今日のニュースで「出世できても断りたい」という見出しを見つけ、思わずハッとしました。IT業界で働く皆さんの中にも、同じような感情を抱いている方は少なくないのではないでしょうか?管理職という道が、必ずしも魅力的なキャリアパスとは限らない、という若手IT人材の「ホンネ」が明らかになったという記事です。

ITmediaニュースの記事は、匿名取材を通じて、若手IT人材が管理職を避ける具体的な理由に迫っています。彼らが語るのは、技術への深い情熱、そして管理職になることでコーディングや開発といった「現場」から離れてしまうことへの抵抗感。さらに、責任の重さや、マネジメント特有のストレス、そしてワークライフバランスの崩壊への懸念も大きな要因として挙げられているようです。出世=良いこと、という従来の価値観が、現代のITプロフェッショナルには必ずしも当てはまらない現実が浮き彫りになります。

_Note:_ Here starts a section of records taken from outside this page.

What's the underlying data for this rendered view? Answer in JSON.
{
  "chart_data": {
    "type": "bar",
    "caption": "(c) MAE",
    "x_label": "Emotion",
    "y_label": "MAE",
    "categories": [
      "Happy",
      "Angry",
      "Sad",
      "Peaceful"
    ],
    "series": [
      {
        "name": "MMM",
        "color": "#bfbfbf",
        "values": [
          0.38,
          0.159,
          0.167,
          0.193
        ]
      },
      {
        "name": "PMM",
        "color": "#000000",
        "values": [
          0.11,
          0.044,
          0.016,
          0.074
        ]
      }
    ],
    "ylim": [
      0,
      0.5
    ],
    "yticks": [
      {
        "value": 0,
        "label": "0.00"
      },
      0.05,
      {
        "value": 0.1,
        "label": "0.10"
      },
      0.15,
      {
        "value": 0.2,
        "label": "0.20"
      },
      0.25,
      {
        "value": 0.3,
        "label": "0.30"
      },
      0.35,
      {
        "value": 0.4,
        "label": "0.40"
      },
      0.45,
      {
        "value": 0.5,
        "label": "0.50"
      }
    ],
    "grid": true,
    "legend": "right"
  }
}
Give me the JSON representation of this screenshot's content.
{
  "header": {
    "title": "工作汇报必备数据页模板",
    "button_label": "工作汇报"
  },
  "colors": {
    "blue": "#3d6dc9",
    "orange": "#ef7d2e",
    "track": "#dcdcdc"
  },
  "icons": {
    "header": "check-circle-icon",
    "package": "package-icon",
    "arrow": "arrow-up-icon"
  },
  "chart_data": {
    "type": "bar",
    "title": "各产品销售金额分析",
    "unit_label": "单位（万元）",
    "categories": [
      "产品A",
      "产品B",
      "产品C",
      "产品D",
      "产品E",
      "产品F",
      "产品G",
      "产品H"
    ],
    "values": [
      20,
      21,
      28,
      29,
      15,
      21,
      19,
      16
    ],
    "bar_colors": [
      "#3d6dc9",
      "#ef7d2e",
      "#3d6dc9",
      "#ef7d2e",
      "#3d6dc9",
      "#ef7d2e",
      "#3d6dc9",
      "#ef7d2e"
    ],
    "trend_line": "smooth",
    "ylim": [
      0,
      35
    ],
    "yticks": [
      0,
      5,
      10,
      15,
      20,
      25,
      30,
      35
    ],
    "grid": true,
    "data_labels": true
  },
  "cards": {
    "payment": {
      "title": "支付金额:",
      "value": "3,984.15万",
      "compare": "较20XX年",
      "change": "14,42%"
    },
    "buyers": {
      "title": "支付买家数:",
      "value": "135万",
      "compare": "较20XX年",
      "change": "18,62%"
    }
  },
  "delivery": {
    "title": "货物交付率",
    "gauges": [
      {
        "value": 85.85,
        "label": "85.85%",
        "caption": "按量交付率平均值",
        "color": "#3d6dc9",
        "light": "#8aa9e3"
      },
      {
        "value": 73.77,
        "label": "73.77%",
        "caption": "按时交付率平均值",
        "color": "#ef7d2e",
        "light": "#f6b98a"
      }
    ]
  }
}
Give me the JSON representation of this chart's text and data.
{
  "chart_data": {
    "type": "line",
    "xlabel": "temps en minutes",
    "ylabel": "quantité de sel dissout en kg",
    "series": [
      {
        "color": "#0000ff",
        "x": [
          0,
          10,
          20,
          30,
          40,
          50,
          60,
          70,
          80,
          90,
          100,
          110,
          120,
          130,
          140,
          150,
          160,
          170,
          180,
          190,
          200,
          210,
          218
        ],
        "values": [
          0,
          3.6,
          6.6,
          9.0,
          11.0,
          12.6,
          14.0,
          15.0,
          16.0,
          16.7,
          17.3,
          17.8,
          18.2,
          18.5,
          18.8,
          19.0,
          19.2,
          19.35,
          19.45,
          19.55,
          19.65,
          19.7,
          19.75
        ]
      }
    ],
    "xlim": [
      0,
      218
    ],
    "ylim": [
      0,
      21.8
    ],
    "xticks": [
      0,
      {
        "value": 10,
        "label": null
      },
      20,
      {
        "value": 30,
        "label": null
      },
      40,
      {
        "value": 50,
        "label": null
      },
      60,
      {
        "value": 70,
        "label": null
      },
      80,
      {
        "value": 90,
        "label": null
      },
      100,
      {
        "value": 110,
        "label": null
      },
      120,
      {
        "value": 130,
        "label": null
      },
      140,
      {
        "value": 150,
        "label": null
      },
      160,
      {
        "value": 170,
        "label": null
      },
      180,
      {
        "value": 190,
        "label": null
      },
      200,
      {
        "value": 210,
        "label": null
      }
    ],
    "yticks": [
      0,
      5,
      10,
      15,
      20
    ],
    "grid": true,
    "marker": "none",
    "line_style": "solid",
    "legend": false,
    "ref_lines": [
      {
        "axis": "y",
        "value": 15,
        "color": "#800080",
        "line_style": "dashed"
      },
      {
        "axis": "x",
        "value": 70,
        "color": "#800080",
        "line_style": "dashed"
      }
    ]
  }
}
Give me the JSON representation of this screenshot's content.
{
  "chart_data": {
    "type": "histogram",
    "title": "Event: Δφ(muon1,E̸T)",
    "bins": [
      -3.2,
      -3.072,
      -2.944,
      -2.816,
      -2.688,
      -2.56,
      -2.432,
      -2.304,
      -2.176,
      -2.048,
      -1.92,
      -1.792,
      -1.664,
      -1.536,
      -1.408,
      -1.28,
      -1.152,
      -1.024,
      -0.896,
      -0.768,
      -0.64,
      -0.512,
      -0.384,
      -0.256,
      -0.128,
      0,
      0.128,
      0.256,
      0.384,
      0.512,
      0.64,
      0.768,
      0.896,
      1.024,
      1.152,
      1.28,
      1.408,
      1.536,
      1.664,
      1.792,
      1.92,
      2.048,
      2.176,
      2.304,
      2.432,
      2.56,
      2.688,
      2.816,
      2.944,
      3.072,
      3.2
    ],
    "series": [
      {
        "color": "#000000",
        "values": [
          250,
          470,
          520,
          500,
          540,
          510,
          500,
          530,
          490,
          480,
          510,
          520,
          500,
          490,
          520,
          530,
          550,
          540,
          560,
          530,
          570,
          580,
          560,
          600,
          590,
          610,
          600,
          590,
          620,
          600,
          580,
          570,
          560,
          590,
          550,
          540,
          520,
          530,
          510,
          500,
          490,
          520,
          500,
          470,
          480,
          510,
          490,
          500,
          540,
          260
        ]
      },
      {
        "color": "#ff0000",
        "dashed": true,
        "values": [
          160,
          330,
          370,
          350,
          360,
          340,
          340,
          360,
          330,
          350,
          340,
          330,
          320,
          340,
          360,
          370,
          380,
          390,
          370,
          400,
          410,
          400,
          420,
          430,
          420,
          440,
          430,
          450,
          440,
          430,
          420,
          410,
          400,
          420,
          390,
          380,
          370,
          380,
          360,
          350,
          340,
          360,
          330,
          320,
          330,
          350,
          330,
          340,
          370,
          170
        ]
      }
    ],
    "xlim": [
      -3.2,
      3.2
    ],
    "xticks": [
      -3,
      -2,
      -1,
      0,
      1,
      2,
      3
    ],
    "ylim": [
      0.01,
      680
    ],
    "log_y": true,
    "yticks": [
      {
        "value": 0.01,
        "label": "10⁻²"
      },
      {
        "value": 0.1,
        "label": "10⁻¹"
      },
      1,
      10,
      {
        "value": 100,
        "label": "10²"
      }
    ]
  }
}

このニュースは、IT業界が直面している一つの大きな課題を浮き彫りにしていると感じます。私も含め、多くのエンジニアは、新しい技術を学び、手を動かして何かを生み出すことに喜びを感じます。管理職になると、そうした直接的な「ものづくり」からは遠ざかり、会議や人材育成、部門間の調整といった業務が中心になります。もちろん、それも組織には不可欠な仕事ですが、全員がそこに魅力を感じるわけではありません。

企業側は、優秀な技術者を管理職に登用することで、組織全体の技術力を底上げしようとしますが、この若手のホンネは、そのアプローチが必ずしも成功しない可能性を示唆しています。技術志向の高い人材が長く活躍できるような、マネジメント以外のキャリアパス(例えば、スペシャリストやアーキテクトとしての評価制度)を充実させることが、これからの企業にはますます求められるでしょう。働きがいとライフスタイルの両方を尊重する視点が、人材確保と定着の鍵になるはずです。